Islands on codim-2 branes in Gauss-Bonnet Gravity

TL;DR

This paper investigates the black hole information paradox on codim-2 branes within Gauss-Bonnet gravity, demonstrating the universality of the island mechanism and analyzing the behavior of Hartman-Maldacena surfaces and Page times.

Contribution

It extends the island paradigm to Gauss-Bonnet gravity, showing the Page curve can be recovered for all couplings and establishing relations between Page time, GB couplings, and brane tension.

Findings

Island surfaces end on the brane, enabling Page curve recovery.

HM surfaces exist only in finite time, with maximum times exceeding Page times.

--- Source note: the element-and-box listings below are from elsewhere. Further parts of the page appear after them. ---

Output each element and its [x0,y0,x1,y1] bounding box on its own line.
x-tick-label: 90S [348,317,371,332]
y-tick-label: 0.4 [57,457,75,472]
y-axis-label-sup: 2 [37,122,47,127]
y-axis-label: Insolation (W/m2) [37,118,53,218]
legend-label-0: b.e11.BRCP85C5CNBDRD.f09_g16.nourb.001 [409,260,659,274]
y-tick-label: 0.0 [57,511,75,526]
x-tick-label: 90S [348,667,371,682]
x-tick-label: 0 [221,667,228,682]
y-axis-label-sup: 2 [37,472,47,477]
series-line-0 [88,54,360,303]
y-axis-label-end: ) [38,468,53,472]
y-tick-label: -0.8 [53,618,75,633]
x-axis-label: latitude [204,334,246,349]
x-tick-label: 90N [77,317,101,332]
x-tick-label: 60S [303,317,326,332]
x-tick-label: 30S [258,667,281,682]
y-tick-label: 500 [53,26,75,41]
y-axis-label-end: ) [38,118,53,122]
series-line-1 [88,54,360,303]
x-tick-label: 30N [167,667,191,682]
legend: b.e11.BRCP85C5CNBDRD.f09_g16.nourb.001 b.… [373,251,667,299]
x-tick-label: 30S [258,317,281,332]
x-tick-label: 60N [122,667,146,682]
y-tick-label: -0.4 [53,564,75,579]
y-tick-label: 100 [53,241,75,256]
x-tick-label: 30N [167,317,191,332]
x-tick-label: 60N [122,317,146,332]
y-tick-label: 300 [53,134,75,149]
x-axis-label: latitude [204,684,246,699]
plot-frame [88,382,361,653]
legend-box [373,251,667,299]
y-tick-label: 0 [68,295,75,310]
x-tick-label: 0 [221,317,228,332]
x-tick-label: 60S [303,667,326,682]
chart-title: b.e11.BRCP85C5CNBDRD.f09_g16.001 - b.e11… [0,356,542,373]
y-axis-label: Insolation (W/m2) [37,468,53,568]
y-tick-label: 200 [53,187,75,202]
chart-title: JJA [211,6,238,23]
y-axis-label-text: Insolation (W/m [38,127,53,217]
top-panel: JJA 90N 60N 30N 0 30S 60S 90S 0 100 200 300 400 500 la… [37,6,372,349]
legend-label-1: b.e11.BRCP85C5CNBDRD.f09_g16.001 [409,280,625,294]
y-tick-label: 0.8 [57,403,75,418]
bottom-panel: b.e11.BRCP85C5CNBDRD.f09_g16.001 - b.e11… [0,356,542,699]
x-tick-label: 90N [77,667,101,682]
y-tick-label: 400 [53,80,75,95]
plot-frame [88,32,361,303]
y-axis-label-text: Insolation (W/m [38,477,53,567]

Page time increases with GB couplings and brane tension.

Abstract

We study the black hole information problem on codim-2 branes in Gauss-Bonnet gravity. Thanks to the island surface ending on the brane, the Page curve of eternal black holes can be recovered for all of the GB couplings within the causal constraints. Our results strongly support the universality of the island mechanism. Similar to Einstein's gravity, the HM surface can exist only in a finite time in GB gravity. Remarkably, for various parameters, the maximum times of HM surface are always larger than the Page times. As a result, the strange behavior of HM surfaces does not affect the Page curves for general GB gravity. Finally, we establish the correlation between the Page time, GB couplings, and brane tension, revealing that the Page time increases with these factors.